Habilidades motoras, capacidade cognitiva e transtornos psiquiátricos são condições clínicas e sociais que o HIV determina ou influencia de algum modo. No âmbito dos transtornos psiquiátricos, fica crítico entender os mecanismos fisiopatológicos dependentes do HIV per se e das condições ambientais em que o HIV está inserido.

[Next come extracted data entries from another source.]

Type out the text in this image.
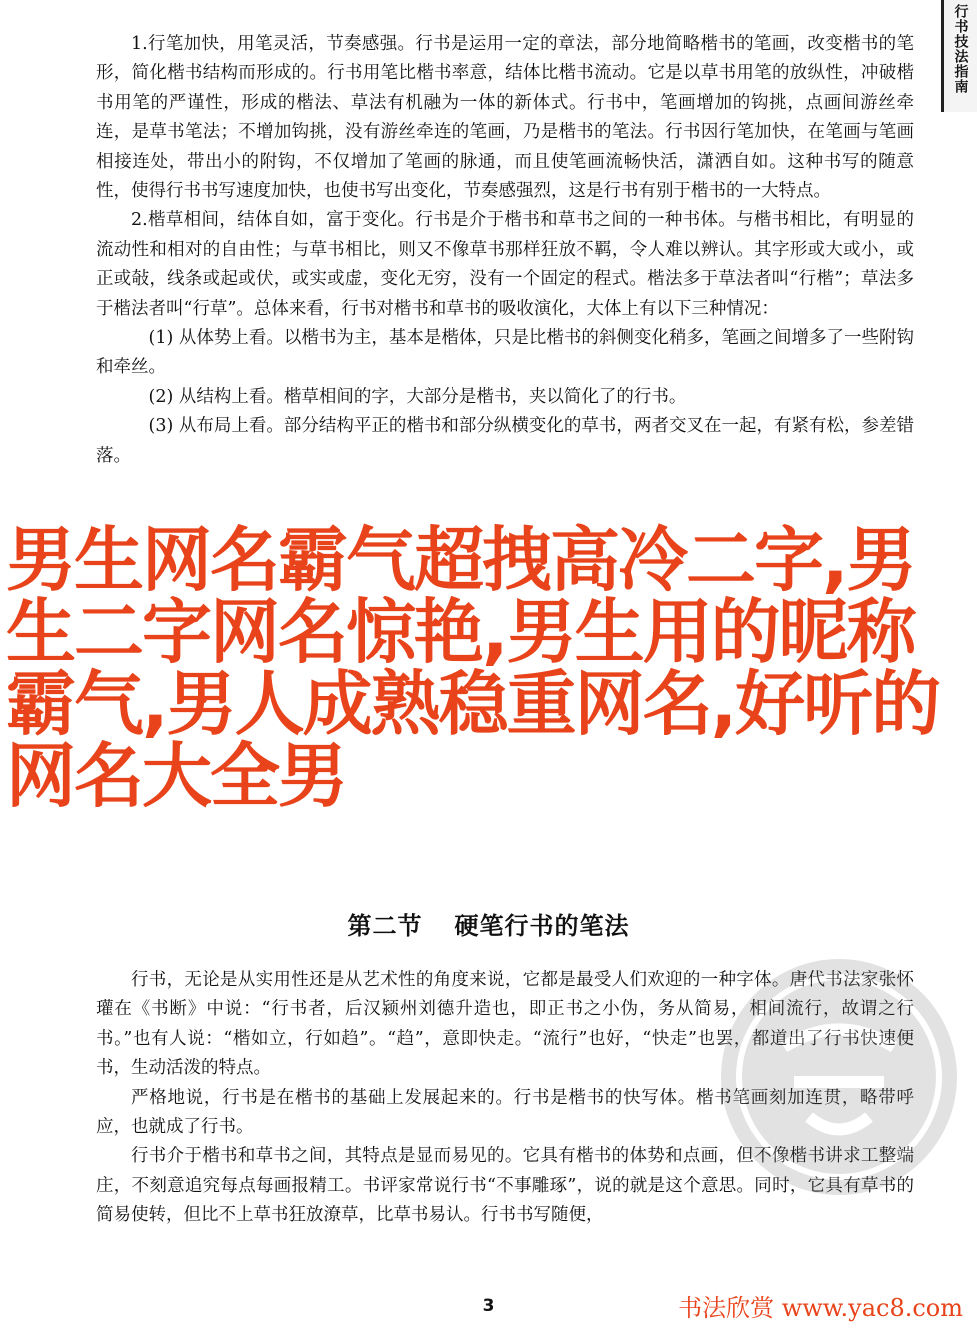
行书技法指南

1.行笔加快，用笔灵活，节奏感强。行书是运用一定的章法，部分地简略楷书的笔画，改变楷书的笔形，简化楷书结构而形成的。行书用笔比楷书率意，结体比楷书流动。它是以草书用笔的放纵性，冲破楷书用笔的严谨性，形成的楷法、草法有机融为一体的新体式。行书中，笔画增加的钩挑，点画间游丝牵连，是草书笔法；不增加钩挑，没有游丝牵连的笔画，乃是楷书的笔法。行书因行笔加快，在笔画与笔画相接连处，带出小的附钩，不仅增加了笔画的脉通，而且使笔画流畅快活，潇洒自如。这种书写的随意性，使得行书书写速度加快，也使书写出变化，节奏感强烈，这是行书有别于楷书的一大特点。

2.楷草相间，结体自如，富于变化。行书是介于楷书和草书之间的一种书体。与楷书相比，有明显的流动性和相对的自由性；与草书相比，则又不像草书那样狂放不羁，令人难以辨认。其字形或大或小，或正或敧，线条或起或伏，或实或虚，变化无穷，没有一个固定的程式。楷法多于草法者叫“行楷”；草法多于楷法者叫“行草”。总体来看，行书对楷书和草书的吸收演化，大体上有以下三种情况：

(1) 从体势上看。以楷书为主，基本是楷体，只是比楷书的斜侧变化稍多，笔画之间增多了一些附钩和牵丝。

(2) 从结构上看。楷草相间的字，大部分是楷书，夹以简化了的行书。

(3) 从布局上看。部分结构平正的楷书和部分纵横变化的草书，两者交叉在一起，有紧有松，参差错落。

男生网名霸气超拽高冷二字,男生二字网名惊艳,男生用的昵称霸气,男人成熟稳重网名,好听的网名大全男
第二节 硬笔行书的笔法

行书，无论是从实用性还是从艺术性的角度来说，它都是最受人们欢迎的一种字体。唐代书法家张怀瓘在《书断》中说：“行书者，后汉颍州刘德升造也，即正书之小伪，务从简易，相间流行，故谓之行书。”也有人说：“楷如立，行如趋”。“趋”，意即快走。“流行”也好，“快走”也罢，都道出了行书快速便书，生动活泼的特点。

严格地说，行书是在楷书的基础上发展起来的。行书是楷书的快写体。楷书笔画刻加连贯，略带呼应，也就成了行书。

行书介于楷书和草书之间，其特点是显而易见的。它具有楷书的体势和点画，但不像楷书讲求工整端庄，不刻意追究每点每画报精工。书评家常说行书“不事雕琢”，说的就是这个意思。同时，它具有草书的简易使转，但比不上草书狂放潦草，比草书易认。行书书写随便，

3	书法欣赏 www.yac8.com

Além dos riscos das doenças psiquiátricas encontradas na problemática do HIV, essas ainda sinalizam risco aumentado para hábitos de abuso de drogas, doenças sexualmente transmissíveis, gravidez indesejada ou de risco e disseminação do próprio HIV (Mellins et al., 2009).

Finalmente, temos o conceito do enfrentamento do HIV como agente primário da afecção neurológica atenuada pela eficácia da Tarv (Wright et al., 2008), mas com o avanço em estratégias terapêuticas outras, que atinjam o paradigma HIV - sistema nervoso de modo a propiciar novos instrumentos de proteção celular (Agrawal et al., 2006). Enquanto a eficácia desse novo fronte de combate ao HIV nas disfunções e doenças neurológicas ainda espera auxílio para sua plenitude e aplicação clínica, contamos com a adequada e contínua avaliação neurológica e neuropsicológica complementadas por métodos de biologia molecular, imunologia e patologia, integrados à farmacoterapia individualizada no resgate da condição do indivíduo com HIV.